Chicken Sausage Stuffed Peppers
This blog post is perfect for anyone trying to cut out carbs from their diet, but still incorporate some really good for you veggie nutrition. This recipe comes from the merging of two things that I have been making for a really long time, chicken sausage and stuffed peppers. I chose a really flavorful pepper for this, an anaheim pepper, which is a sweet pepper similar in flavor to bell peppers. This is a great way to hit the spot for an italian food craving and is a real crowd pleaser so it would be great and easy to serve company.
In addition to making delicious stuffed peppers, this recipe also makes enough sausage to create patties for breakfast the next day all with only 1/2 lb. of ground chicken breast. Enjoy!

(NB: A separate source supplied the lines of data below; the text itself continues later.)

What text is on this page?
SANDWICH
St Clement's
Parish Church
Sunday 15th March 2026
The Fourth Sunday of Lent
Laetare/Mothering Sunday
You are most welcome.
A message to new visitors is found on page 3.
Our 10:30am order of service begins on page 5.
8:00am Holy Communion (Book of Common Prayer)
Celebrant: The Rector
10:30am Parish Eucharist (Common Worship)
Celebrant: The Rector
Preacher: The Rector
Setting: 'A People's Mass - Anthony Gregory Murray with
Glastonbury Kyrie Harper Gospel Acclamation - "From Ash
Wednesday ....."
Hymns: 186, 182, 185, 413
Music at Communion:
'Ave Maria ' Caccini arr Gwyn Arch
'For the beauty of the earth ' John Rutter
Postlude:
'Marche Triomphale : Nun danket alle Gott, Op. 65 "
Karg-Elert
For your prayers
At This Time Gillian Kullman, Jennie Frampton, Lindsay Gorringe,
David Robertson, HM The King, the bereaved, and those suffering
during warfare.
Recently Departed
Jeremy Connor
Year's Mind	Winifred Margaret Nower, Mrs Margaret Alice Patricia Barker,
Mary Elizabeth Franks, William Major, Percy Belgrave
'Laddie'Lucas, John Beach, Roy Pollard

Chicken Sausage Stuffed Peppers
1/2 lb ground chicken breast
1 shallot, finely diced
1 teaspoon salt
1/2 teaspoon garlic powder
1/2 teaspoon pepper
1/2 teaspoon ground sage
1/2 teaspoon ground fennel
2 large anaheim peppers
1 can crushed tomatoes
1/2 teaspoon dried basil
1 garlic clove, grated
In a saucepan on low heat, stir together tomatoes, basil, and garlic cloves to warm through. Preheat oven to 350 degrees. In a large bowl, mix together chicken, shallot, salt, pepper, garlic powder, fennel, and sage until thoroughly combined. Cut of tops of peppers and clean out seeds and veins. Stuff peppers with sausage until completely full. Reserve the rest of the sausage for sausage patties or other use. In a small baking dish, spoon about 1/2 cup of warm tomato sauce. Place stuffed peppers on top of sauce. Pour remaining sauce over the peppers. Cover the baking dish with aluminum foil and bake for 25 minutes or until peppers are tender and sausage is completely cooked through. Serve with sauce spooned over the top, one pepper per serving.